If you’ve had an “aha” moment about the concepts, formatting, syntax, or anything else with this exercise, consider sharing those insights! Teaching others and answering their questions is one of the best ways to learn and stay sharp.
Join the Discussion. Help a fellow learner on their journey.
Ask or answer a question about this exercise by clicking reply () below!
Agree with a comment or answer? Like () to up-vote the contribution!
Can you really refer to an alias before the AS statement has created the alias?
select
distinct b.browse_date,
b.user_id,
c.user_id is not null as 'is_checkout',
p.user_id is not null as 'is_purchased'
from browse as 'b'
left join checkout as 'c'
on c.user_id = b.user_id
left join purchase as 'p'
on p.user_id = c.user_id
limit 50;
I’m not a SQL professional, but it seems that yes, you can.
I’t looks like that SQL, the first, creates the table (using aliases) and the second, selects solumns from the table.

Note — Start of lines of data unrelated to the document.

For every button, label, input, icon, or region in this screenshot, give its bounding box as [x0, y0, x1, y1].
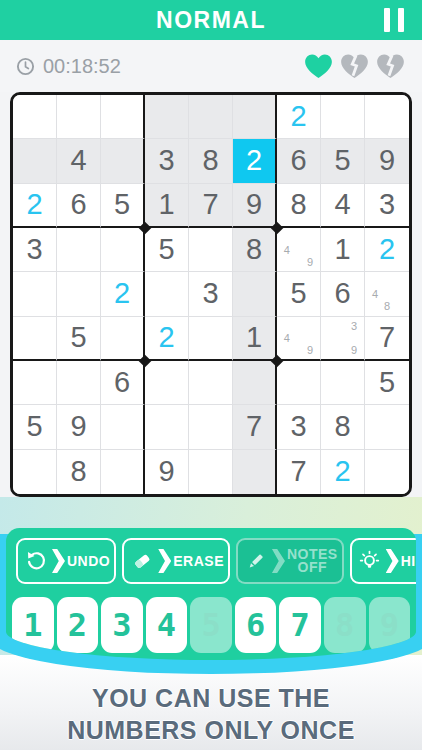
cell-r7c9[interactable]: 5	[365, 361, 409, 405]
cell-r3c3[interactable]: 5	[101, 184, 145, 228]
hint-button[interactable]: HINT 5	[350, 538, 416, 584]
cell-r5c1[interactable]	[13, 272, 57, 316]
cell-r4c7[interactable]: 49	[277, 228, 321, 272]
pencil-notes: 49	[278, 229, 319, 270]
cell-r4c4[interactable]: 5	[145, 228, 189, 272]
notes-label: NOTESOFF	[287, 548, 338, 574]
pencil-icon	[244, 550, 268, 572]
chevron-right-icon	[52, 549, 65, 573]
cell-r1c9[interactable]	[365, 95, 409, 139]
cell-r3c4[interactable]: 1	[145, 184, 189, 228]
cell-r1c7[interactable]: 2	[277, 95, 321, 139]
cell-r6c5[interactable]	[189, 317, 233, 361]
pencil-notes: 49	[278, 318, 319, 358]
cell-r3c6[interactable]: 9	[233, 184, 277, 228]
pause-icon	[398, 8, 404, 32]
timer-value: 00:18:52	[43, 55, 121, 78]
undo-button[interactable]: UNDO	[16, 538, 116, 584]
undo-icon	[24, 550, 48, 572]
cell-r7c2[interactable]	[57, 361, 101, 405]
cell-r5c9[interactable]: 48	[365, 272, 409, 316]
eraser-icon	[130, 550, 154, 572]
cell-r7c5[interactable]	[189, 361, 233, 405]
cell-r9c4[interactable]: 9	[145, 450, 189, 494]
numpad-6[interactable]: 6	[235, 597, 277, 653]
cell-r4c2[interactable]	[57, 228, 101, 272]
numpad-5[interactable]: 5	[190, 597, 232, 653]
cell-r9c2[interactable]: 8	[57, 450, 101, 494]
lives	[303, 52, 406, 80]
cell-r1c5[interactable]	[189, 95, 233, 139]
cell-r9c9[interactable]	[365, 450, 409, 494]
sudoku-app: NORMAL 00:18:52 2438265926	[0, 0, 422, 750]
cell-r8c4[interactable]	[145, 405, 189, 449]
cell-r3c7[interactable]: 8	[277, 184, 321, 228]
pause-icon	[384, 8, 390, 32]
cell-r7c7[interactable]	[277, 361, 321, 405]
cell-r1c3[interactable]	[101, 95, 145, 139]
cell-r6c6[interactable]: 1	[233, 317, 277, 361]
cell-r3c1[interactable]: 2	[13, 184, 57, 228]
cell-r2c8[interactable]: 5	[321, 139, 365, 183]
cell-r2c3[interactable]	[101, 139, 145, 183]
cell-r3c2[interactable]: 6	[57, 184, 101, 228]
cell-r2c9[interactable]: 9	[365, 139, 409, 183]
number-pad: 123456789	[12, 597, 410, 653]
cell-r6c1[interactable]	[13, 317, 57, 361]
cell-r8c7[interactable]: 3	[277, 405, 321, 449]
control-panel: UNDO ERASE	[6, 528, 416, 660]
cell-r7c8[interactable]	[321, 361, 365, 405]
footer-message-line2: NUMBERS ONLY ONCE	[0, 714, 422, 746]
cell-r8c5[interactable]	[189, 405, 233, 449]
chevron-right-icon	[386, 549, 399, 573]
cell-r9c5[interactable]	[189, 450, 233, 494]
numpad-4[interactable]: 4	[146, 597, 188, 653]
hint-label: HINT	[401, 555, 416, 568]
cell-r7c1[interactable]	[13, 361, 57, 405]
cell-r3c5[interactable]: 7	[189, 184, 233, 228]
cell-r9c1[interactable]	[13, 450, 57, 494]
cell-r4c6[interactable]: 8	[233, 228, 277, 272]
cell-r6c7[interactable]: 49	[277, 317, 321, 361]
cell-r4c5[interactable]	[189, 228, 233, 272]
cell-r9c3[interactable]	[101, 450, 145, 494]
pause-button[interactable]	[384, 8, 404, 32]
cell-r5c4[interactable]	[145, 272, 189, 316]
cell-r1c6[interactable]	[233, 95, 277, 139]
cell-r7c4[interactable]	[145, 361, 189, 405]
page-title: NORMAL	[156, 7, 266, 34]
pencil-notes: 39	[322, 318, 363, 358]
numpad-3[interactable]: 3	[101, 597, 143, 653]
cell-r8c6[interactable]: 7	[233, 405, 277, 449]
erase-button[interactable]: ERASE	[122, 538, 230, 584]
heart-broken-icon	[339, 52, 370, 80]
cell-r9c7[interactable]: 7	[277, 450, 321, 494]
cell-r4c3[interactable]	[101, 228, 145, 272]
numpad-7[interactable]: 7	[279, 597, 321, 653]
notes-toggle-button[interactable]: NOTESOFF	[236, 538, 344, 584]
cell-r4c9[interactable]: 2	[365, 228, 409, 272]
numpad-8[interactable]: 8	[324, 597, 366, 653]
cell-r5c8[interactable]: 6	[321, 272, 365, 316]
cell-r6c3[interactable]	[101, 317, 145, 361]
pencil-notes: 48	[366, 273, 408, 314]
cell-r6c9[interactable]: 7	[365, 317, 409, 361]
undo-label: UNDO	[67, 555, 110, 568]
chevron-right-icon	[158, 549, 171, 573]
cell-r8c1[interactable]: 5	[13, 405, 57, 449]
cell-r2c4[interactable]: 3	[145, 139, 189, 183]
cell-r6c8[interactable]: 39	[321, 317, 365, 361]
cell-r5c5[interactable]: 3	[189, 272, 233, 316]
cell-r5c7[interactable]: 5	[277, 272, 321, 316]
footer-message: YOU CAN USE THE NUMBERS ONLY ONCE	[0, 682, 422, 746]
sudoku-board: 2438265926517984335849122356485214939765…	[10, 92, 412, 497]
clock-icon	[16, 57, 35, 76]
cell-r6c4[interactable]: 2	[145, 317, 189, 361]
cell-r7c3[interactable]: 6	[101, 361, 145, 405]
cell-r2c5[interactable]: 8	[189, 139, 233, 183]
toolbar: UNDO ERASE	[16, 538, 406, 584]
cell-r1c8[interactable]	[321, 95, 365, 139]
cell-r5c2[interactable]	[57, 272, 101, 316]
cell-r2c6[interactable]: 2	[233, 139, 277, 183]
numpad-2[interactable]: 2	[57, 597, 99, 653]
cell-r8c9[interactable]	[365, 405, 409, 449]
cell-r1c2[interactable]	[57, 95, 101, 139]
cell-r5c6[interactable]	[233, 272, 277, 316]
cell-r5c3[interactable]: 2	[101, 272, 145, 316]
cell-r6c2[interactable]: 5	[57, 317, 101, 361]
cell-r9c6[interactable]	[233, 450, 277, 494]
sudoku-grid: 2438265926517984335849122356485214939765…	[13, 95, 409, 494]
heart-full-icon	[303, 52, 334, 80]
cell-r3c9[interactable]: 3	[365, 184, 409, 228]
status-bar: 00:18:52	[0, 40, 422, 92]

Would you tell me, please, the meaning of using DISTINCT in the code below (when we create sales funnel).
And did it apply to all the columns after the expression or to the only?
Thank you.
SELECT DISTINCT b.browse_date,
b.user_id, c.user_id IS NOT NULL AS 'is_checkout',
p.user_id IS NOT NULL AS 'is_purchase'
FROM browse AS 'b'
LEFT JOIN checkout AS 'c'
ON b.user_id = c.user_id
LEFT JOIN purchase AS 'p'
ON c.user_id = p.user_id
LIMIT 50;
[T]he DISTINCT clause must appear immediately after the SELECT keyword.
… [Y]ou place a column or a list of columns after the DISTINCT keyword. If you use one column, SQLite uses values in that column to evaluate the duplicate. [If] you use multiple columns, SQLite uses the combination of values in these columns to evaluate the duplicate.
So in our case, DISTINCT is looking for unique combinations of the 4 columns, not just unique user_id’s.
If the same user, on the same day, got to the same point in the funnel that they did earlier that day there would be a duplicate row in the table which we wouldn’t count using DISTINCT.
The exercise suggests joining c to b, then p to c, as below:
SELECT *
FROM browse AS ‘b’
LEFT JOIN checkout AS ‘c’
ON c.user_id = b.user_id
LEFT JOIN purchase AS ‘p’
ON p.user_id = c.user_id
LIMIT 50;
Does the choice of tables to join and the order you join them in matter here? I imagine it does, as it’s a LEFT JOIN so you might lose rows if you’re not careful, but in that case why not just join both c and p to b directly?
SELECT *
FROM browse AS ‘b’
LEFT JOIN checkout AS ‘c’
ON c.user_id = b.user_id
LEFT JOIN purchase AS ‘p’
ON b.user_id = p.user_id
LIMIT 50;
The purpose of using DISTINCT is that you don’t get duplicates of the data for a given set of columns you are selecting. So if two rows have the same values for all four columns you have selected, DISTINCT would make sure that the combination of values is only displayed once instead of multiple times.
I have a question on the query since a customer may have multiple items in the same day, wouldn’t the query in the join lead to many to many join. Shouldn’t we create the final table at a cm11 level, item_id and browse_date. This will give us the information for that specific item, what was the customer journey of the customer like and at which stage did he pause.
How does b.browse_date, b.user_id, c.user_id, p.user_id in this query work if these aren’t defined until the Alias?
SELECT DISTINCT b.browse_date, b.user_id, c.user_id IS NOT NULL AS ‘is_checkout’, p.user_id IS NOT NULL AS ‘is_purchase’
FROM browse AS ‘b’
LEFT JOIN checkout AS ‘c’
ON c.user_id = b.user_id
LEFT JOIN purchase AS ‘p’
ON p.user_id = c.user_id
LIMIT 50;
To my understanding SQL doesn’t run line by line like some coding languages do, but instead runs all at once after it validates. Thus, defining the aliases after they’re referenced doesn’t matter (i.e. “p.user_id” as “p” can be used in the select statement before we’ve created an alias to define purchase as p).